Though Parcak's accomplishments are too numerous to mention in full, the project for which she is most known is her work with satellite imagery to not only discover new archaeological sites, but also to ensure that sites across the world — for Parcak, specifically in Egypt, where her work has primarily focused — are safe from looters.

 

"For the first time technology has gotten to the point where we can map looting," said Parcak, in a New York Times article published on Nov. 8.

 

Through comparing older satellite images of sites with newer ones, Parcak can see where looting excavacations may have taken place and then alert authorities; she also uses spectral and chemical signatures to aid in her understanding. Though looting in Syria and Iraq by the Islamic State, or ISIS, has regularly been in the news in more recent months, looting remains a major problem in Egypt, as well as in nations rich with archaeological sites like Peru, India and China.

 

Parcak explained the process of using satellite imagery as a kind of giant space X-ray.

 

"Think of it as a space-based MRI, or X-ray machine. Basically, we send up a satellite that takes pictures of the Earth, that record information on the different parts of the light spectrum that we can't see with the human eye," said Parcak, in a 2011 interview with the Bangor Daily News. "We may see a tree as just being a tree, but if there's a pyramid or a city buried underneath, that is going to affect the vegetation, the soil, the geology around it. That difference shows up in parts of the light spectrum, and that's one of the things that gives us a clue that there's something underneath."

 

Parcak was born and raised in Bangor, and retains many ties both friendly and familial to the state. Her grandfather, Harold Young, was a forestry professor at the University of Maine and was one of the pioneers of using aerial photography to track the health of different species of trees.

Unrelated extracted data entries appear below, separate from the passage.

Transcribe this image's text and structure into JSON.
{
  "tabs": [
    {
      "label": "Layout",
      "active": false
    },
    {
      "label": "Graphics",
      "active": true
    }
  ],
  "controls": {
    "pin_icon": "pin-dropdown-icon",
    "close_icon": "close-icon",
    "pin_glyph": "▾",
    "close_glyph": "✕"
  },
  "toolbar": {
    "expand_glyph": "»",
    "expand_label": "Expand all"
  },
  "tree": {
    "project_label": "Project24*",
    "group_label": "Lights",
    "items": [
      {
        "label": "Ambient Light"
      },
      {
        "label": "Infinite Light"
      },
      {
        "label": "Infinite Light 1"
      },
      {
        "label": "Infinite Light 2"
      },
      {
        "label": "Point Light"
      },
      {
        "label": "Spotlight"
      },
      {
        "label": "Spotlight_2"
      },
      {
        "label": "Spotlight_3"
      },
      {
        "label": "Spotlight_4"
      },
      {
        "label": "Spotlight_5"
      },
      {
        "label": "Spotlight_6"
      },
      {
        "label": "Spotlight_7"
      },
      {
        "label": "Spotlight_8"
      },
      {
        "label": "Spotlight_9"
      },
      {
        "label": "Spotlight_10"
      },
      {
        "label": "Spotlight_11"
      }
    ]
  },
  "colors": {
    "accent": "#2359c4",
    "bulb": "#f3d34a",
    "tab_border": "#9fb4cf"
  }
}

While Parcak's work using satellite imagery is light years ahead, technologically speaking, of what her grandfather was doing in the 1960s, there's still a kind of continuity in both their work — it's all about pattern recognition.

 

"I can certainly give a lot of credit to some of the fantastic teachers I had in Bangor," said Parcak, naming history teachers Jeannie Butterfield and James Smith as influential on her young mind. "[They] always kept me interested in history and ancient history. I was always interested in Egypt, from a very young age."